First let's plot the R fit:

library(SpatialExtremes)
library(extRemes)
plot(fevd(x,threshold =0.15,type = 'GP',method = "MLE"))

The lower-left plot shows that we have achieved a decent fit. (Note that a different bandwidth than above is used for the kernel density estimate in this plot.)

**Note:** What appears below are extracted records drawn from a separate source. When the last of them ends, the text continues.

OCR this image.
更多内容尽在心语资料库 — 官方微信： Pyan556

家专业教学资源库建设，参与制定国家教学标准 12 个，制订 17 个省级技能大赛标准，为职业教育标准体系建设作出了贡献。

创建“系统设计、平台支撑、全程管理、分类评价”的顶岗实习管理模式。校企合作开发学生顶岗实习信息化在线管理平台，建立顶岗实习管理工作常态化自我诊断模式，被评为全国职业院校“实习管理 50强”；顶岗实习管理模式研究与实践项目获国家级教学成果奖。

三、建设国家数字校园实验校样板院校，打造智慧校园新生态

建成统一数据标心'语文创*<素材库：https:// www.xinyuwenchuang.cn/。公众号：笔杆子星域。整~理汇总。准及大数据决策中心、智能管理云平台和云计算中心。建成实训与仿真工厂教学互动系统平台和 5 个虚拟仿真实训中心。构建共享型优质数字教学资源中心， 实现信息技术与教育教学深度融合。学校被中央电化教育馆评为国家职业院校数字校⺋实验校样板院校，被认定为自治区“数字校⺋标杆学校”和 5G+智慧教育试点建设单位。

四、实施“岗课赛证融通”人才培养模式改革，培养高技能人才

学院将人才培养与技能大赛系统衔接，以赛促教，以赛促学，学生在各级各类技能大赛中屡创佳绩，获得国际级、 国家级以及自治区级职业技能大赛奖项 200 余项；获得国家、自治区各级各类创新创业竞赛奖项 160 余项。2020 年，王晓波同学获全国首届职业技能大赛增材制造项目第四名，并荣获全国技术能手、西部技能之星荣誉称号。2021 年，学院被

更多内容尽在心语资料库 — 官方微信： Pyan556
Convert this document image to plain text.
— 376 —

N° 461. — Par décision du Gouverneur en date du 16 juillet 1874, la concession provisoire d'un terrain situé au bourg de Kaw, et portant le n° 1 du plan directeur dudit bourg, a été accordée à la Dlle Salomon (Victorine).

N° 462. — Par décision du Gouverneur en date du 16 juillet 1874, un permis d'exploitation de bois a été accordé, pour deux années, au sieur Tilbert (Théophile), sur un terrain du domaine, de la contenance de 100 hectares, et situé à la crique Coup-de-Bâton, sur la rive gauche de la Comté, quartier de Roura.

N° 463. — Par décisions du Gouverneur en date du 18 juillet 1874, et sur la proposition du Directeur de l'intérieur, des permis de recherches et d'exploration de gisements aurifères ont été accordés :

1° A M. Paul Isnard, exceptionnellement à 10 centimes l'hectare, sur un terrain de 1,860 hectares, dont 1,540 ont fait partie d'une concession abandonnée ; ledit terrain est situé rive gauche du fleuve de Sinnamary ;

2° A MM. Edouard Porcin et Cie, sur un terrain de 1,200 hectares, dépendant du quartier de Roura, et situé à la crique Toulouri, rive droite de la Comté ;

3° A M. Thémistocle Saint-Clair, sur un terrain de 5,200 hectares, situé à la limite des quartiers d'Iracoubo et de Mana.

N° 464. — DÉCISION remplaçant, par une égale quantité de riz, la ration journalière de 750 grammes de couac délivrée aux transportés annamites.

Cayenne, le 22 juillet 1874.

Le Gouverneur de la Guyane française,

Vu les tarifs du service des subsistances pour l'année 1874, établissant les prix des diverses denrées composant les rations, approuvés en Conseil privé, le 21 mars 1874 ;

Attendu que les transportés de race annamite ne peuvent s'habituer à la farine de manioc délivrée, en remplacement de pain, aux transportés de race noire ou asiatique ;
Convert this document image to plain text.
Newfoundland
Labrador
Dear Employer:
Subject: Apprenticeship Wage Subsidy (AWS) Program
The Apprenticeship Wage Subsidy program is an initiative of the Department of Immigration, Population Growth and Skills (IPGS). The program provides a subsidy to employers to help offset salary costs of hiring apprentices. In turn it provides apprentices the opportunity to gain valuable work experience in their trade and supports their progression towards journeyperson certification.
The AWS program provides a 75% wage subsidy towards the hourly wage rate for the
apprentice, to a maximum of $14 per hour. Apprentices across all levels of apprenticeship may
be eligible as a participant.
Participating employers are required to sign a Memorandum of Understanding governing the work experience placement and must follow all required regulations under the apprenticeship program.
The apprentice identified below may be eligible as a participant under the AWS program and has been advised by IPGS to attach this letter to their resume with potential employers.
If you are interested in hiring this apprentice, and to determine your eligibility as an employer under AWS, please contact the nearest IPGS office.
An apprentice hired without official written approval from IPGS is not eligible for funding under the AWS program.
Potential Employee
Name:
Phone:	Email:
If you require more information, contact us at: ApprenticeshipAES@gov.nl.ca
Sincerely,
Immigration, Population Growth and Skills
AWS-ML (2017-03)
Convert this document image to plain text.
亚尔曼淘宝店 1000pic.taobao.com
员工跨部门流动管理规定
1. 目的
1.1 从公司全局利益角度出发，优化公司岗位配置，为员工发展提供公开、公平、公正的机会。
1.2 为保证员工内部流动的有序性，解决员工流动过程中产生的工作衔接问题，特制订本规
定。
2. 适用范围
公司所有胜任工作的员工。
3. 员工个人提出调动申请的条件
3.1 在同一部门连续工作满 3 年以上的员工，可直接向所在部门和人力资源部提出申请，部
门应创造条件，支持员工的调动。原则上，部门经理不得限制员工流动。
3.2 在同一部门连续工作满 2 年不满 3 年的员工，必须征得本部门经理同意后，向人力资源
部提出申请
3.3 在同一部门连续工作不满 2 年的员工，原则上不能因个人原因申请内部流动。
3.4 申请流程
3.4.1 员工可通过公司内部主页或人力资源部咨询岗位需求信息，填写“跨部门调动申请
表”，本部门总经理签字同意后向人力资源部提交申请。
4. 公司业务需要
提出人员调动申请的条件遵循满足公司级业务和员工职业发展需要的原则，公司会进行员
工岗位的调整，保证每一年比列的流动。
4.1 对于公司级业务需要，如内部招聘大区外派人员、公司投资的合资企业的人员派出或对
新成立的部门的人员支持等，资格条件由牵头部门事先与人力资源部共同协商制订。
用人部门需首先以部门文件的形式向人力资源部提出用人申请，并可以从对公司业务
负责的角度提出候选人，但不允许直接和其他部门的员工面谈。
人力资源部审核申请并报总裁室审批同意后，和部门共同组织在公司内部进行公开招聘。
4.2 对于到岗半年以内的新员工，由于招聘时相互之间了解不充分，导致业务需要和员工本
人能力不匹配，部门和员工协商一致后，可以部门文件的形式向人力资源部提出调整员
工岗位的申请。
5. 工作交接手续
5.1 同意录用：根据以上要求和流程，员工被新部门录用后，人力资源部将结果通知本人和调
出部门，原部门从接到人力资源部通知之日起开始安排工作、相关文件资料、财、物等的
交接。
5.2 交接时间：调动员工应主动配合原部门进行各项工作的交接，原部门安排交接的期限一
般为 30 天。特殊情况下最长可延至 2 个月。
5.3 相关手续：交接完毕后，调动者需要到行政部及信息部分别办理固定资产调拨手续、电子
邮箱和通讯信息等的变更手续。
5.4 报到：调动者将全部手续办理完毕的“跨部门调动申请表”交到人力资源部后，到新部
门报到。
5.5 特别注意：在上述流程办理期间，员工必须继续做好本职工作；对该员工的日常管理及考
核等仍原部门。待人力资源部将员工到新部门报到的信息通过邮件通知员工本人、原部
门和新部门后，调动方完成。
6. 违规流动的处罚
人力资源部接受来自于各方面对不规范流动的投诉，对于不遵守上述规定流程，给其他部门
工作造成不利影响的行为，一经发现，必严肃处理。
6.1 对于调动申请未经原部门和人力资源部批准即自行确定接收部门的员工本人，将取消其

Now we use your Matlab result as starting values:

fevd(x,threshold =0.15,type = 'GP',method = "MLE", 
     initial = list(shape = -1.0301, scale = 0.7534))
#fevd(x = x, threshold = 0.15, type = "GP", method = "MLE", 
#    initial = list(shape = -1.0301, scale = 0.7534))
#
#[1] "Estimation Method used: MLE"
#
#
# Negative Log-Likelihood Value:  -18.74149 
#
#
# Estimated parameters:
#     scale      shape 
# 0.6242056 -1.0736348 
#
# Standard Error Estimates:
#      scale       shape 
#0.000000020 0.001368606 
#
# Estimated parameter covariance matrix.
#              scale         shape
#scale  4.000000e-16 -2.598691e-17
#shape -2.598691e-17  1.873082e-06
#
# AIC = -33.48297 
#
# BIC = -30.5515 
#Warning messages:
#1: In log(z) : NaNs produced
#2: In log(z) : NaNs produced
plot(fevd(x,threshold =0.15,type = 'GP',method = "MLE", 
          initial = list(shape = -1.0301, scale = 0.7534)))
#Warning messages:
#1: In log(z) : NaNs produced
#2: In log(z) : NaNs produced

We can clearly see that the fit is worse and we have a false convergence or local minimum issue. The warnings further reduce our confidence in this fit. I suggest that you try Matlab with different starting values.